No transporte aéreo, nomeadamente na SATA, as opções erradas – de frota e de rotas –, a má gestão e a falta de compensação financeira por parte da Região pelo contributo que a companhia aérea deu à economia dos Açores nos anos mais difíceis da crise levaram a SATA à situação dramática em que se encontra.

A uma situação já muito complicada, que foi agravada pela teimosia em tentar a sua privatização – que só levou à perda de tempo – juntam-se agora os efeitos da pandemia.

“Mas com ou sem pandemia, a SATA tem obrigações de serviço público a cumprir e tem uma obrigação para com os açorianos e açorianas. “A SATA não é substituível”: tem a missão maior de garantir a mobilidade dos açorianos e açorianas, através das ligações internas e ao exterior.

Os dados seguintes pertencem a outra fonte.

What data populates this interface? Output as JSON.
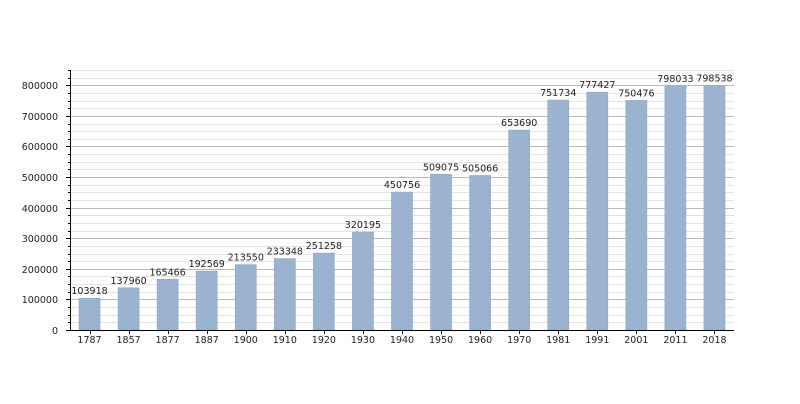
{
  "chart_data": {
    "type": "bar",
    "title": "",
    "xlabel": "",
    "ylabel": "",
    "categories": [
      "1787",
      "1857",
      "1877",
      "1887",
      "1900",
      "1910",
      "1920",
      "1930",
      "1940",
      "1950",
      "1960",
      "1970",
      "1981",
      "1991",
      "2001",
      "2011",
      "2018"
    ],
    "values": [
      103918,
      137960,
      165466,
      192569,
      213550,
      233348,
      251258,
      320195,
      450756,
      509075,
      505066,
      653690,
      751734,
      777427,
      750476,
      798033,
      798538
    ],
    "data_labels": [
      "103918",
      "137960",
      "165466",
      "192569",
      "213550",
      "233348",
      "251258",
      "320195",
      "450756",
      "509075",
      "505066",
      "653690",
      "751734",
      "777427",
      "750476",
      "798033",
      "798538"
    ],
    "y_ticks": [
      "0",
      "100000",
      "200000",
      "300000",
      "400000",
      "500000",
      "600000",
      "700000",
      "800000"
    ],
    "ylim": [
      0,
      850000
    ],
    "grid": true,
    "legend": "none",
    "colors": {
      "bar": "#9bb3cf",
      "bar_edge": "#8ca5c2",
      "grid_major": "#b9b9b9",
      "grid_minor": "#e4e4e4",
      "axis": "#000000",
      "text": "#222222"
    }
  }
}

Ao contrário do que por vezes se quer fazer parecer, a SATA não é do Governo Regional e muito menos do Partido Socialista, é de cada um dos açorianos e açorianas que têm o direito a conhecer o plano de reestruturação que o Governo tem em sua posse, mas que só quer revelar depois das eleições.

Quanto ao transporte marítimo, António Lima considera que é urgente realizar um estudo para definir quantos, e que tipo de navios devem ser adquiridos pela Região, e quais os custos e benefícios de cada solução. Isto porque o Governo decidiu inicialmente construir dois navios, mas, mais tarde, decidiu que seria apenas um. “Que razões e que estudos levaram a esta conclusão? Ninguém sabe, nenhuma explicação é dada”, lamenta o líder do BE, que recorda que os fretamentos de navios, desde 2009, já atingiram os 60 milhões de euros, um valor que “já pagava um navio e ainda sobrava”.

No transporte público terrestre os problemas também são muitos e arrastam-se há anos: não há articulação entre rotas e operadores, persiste a falta de segurança no transporte escolar, continua por fazer a transição energética, e ao contrário do que aconteceu em todo o país, nos Açores não se concretizou a redução das tarifas.